Towards a translational narrative medicine
Against this background, what translational narrative medicine could offer is a reframing of the question from “what evidence is the strongest?” to “which knowledge is most meaningful in a given context?”. This shift provides a more nuanced lens for analyzing what specific evidence can be utilized for what purpose in which context. By recognizing that different epistemic cultures—here represented by a story of mice and a story of humans—are narratives shaped by distinct protagonists and rationalities, each reflecting unique systems of values, we can foster a more ethically grounded translational practice. This approach moves beyond reliance on scientific rationality and logical inference alone, embracing a broader, value-sensitive narrative rationality.
Attention, including a critical examination of the narratives involved, focusing on their probability and fidelity, can expose the duality of the narrative and the potential conflict in values. In the context of the study on puberty blockers discussed here, this includes the dissonance between promoting disparate sets of values, for instance, the value of individual freedom and the right of children and young adults to choose their identity, which the experiment supports by making it possible for young transgender individuals to exercise this right, and the value of extending the same freedom and rights to the animals involved in the experiment. Ultimately, determining whether the benefits of the study outweigh its harms remains a value-laden question that reflects the reader’s political perspectives, far beyond the confines of the laboratory.
In the context of knowledge translation, representation involves a complex process of renarration that includes prefiguration to shape perceptions and guide interpretation, configuration to weave disparate events into a coherent narrative, and refiguration to integrate this narrative back into our life world. This process necessarily involves selective appropriation, including decisions on what to include or exclude and what to emphasize or downplay within the narrative. Understanding this complex process can lead to the recognition of alternative narratives that can be constructed based on the same set of events. For example, in the study on puberty blockers, a different pattern of selective appropriation might emphasize details about the treatment and reactions of the animals involved, hence giving more weight to the justification for their sacrifice.

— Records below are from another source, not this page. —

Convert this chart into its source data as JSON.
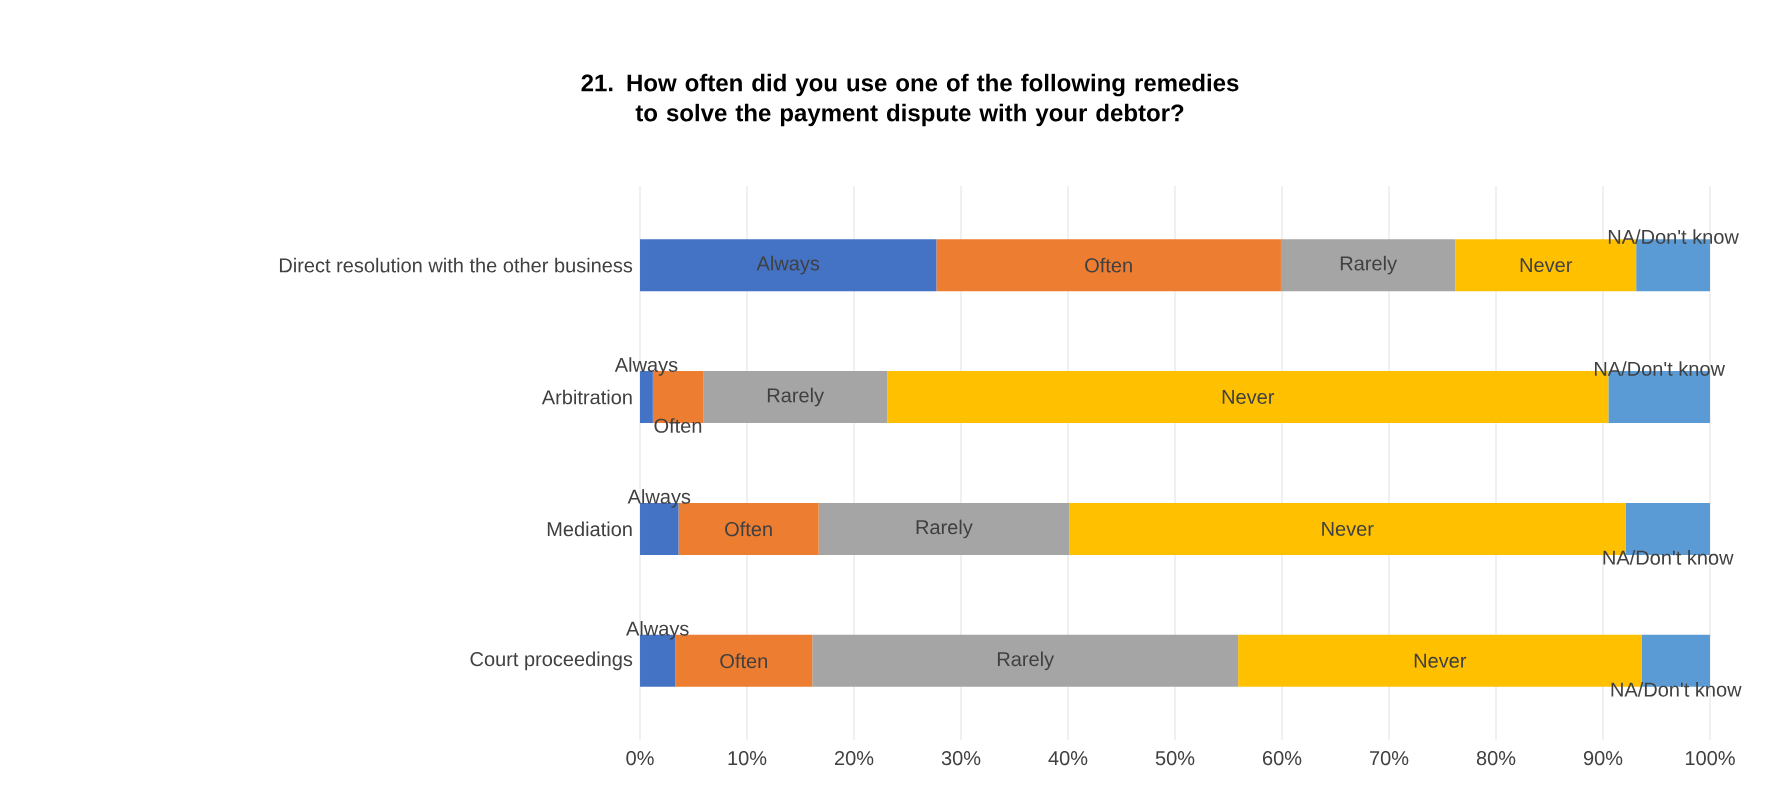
{
  "chart_data": {
    "type": "bar",
    "orientation": "horizontal",
    "stacked": true,
    "title": "21. How often did you use one of the following  remedies to solve the payment dispute with your debtor?",
    "categories": [
      "Direct resolution with the other business",
      "Arbitration",
      "Mediation",
      "Court proceedings"
    ],
    "series": [
      {
        "name": "Always",
        "color": "#4472c4",
        "values": [
          27.7,
          1.2,
          3.6,
          3.3
        ]
      },
      {
        "name": "Often",
        "color": "#ed7d31",
        "values": [
          32.2,
          4.7,
          13.1,
          12.8
        ]
      },
      {
        "name": "Rarely",
        "color": "#a5a5a5",
        "values": [
          16.3,
          17.2,
          23.4,
          39.8
        ]
      },
      {
        "name": "Never",
        "color": "#ffc000",
        "values": [
          16.9,
          67.4,
          52.0,
          37.7
        ]
      },
      {
        "name": "NA/Don't know",
        "color": "#5b9bd5",
        "values": [
          6.9,
          9.5,
          7.9,
          6.4
        ]
      }
    ],
    "xlim": [
      0,
      100
    ],
    "xticks": [
      {
        "value": 0,
        "label": "0%"
      },
      {
        "value": 10,
        "label": "10%"
      },
      {
        "value": 20,
        "label": "20%"
      },
      {
        "value": 30,
        "label": "30%"
      },
      {
        "value": 40,
        "label": "40%"
      },
      {
        "value": 50,
        "label": "50%"
      },
      {
        "value": 60,
        "label": "60%"
      },
      {
        "value": 70,
        "label": "70%"
      },
      {
        "value": 80,
        "label": "80%"
      },
      {
        "value": 90,
        "label": "90%"
      },
      {
        "value": 100,
        "label": "100%"
      }
    ],
    "grid": "x"
  }
}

Finally, what Charon identifies as affiliation is essential to any KT process. It involves not only establishing new and credible pathways of connection, such as bridging the gap between mice and humans, but also catalyzing diverse interests and investments, intentionally or otherwise. Examples of such dynamics include the pharmaceutical industry’s promotion of puberty blockers and the subsequent political critiques of its interventions.
In addition to supplementing translational medicine with narrative, relational, and interpretive dimensions essential to understanding its full dynamics, I have also argued that integrating narrative medicine into knowledge translation can provide new insights and broaden the scope of its concepts. In this sense, translational narrative medicine can be understood as translational both in its focus and its methodology—thus expanding the scope of translational medicine in terms of its epistemology, and enhancing the applicability of narrative medicine through an expanded model of both narrative and translation.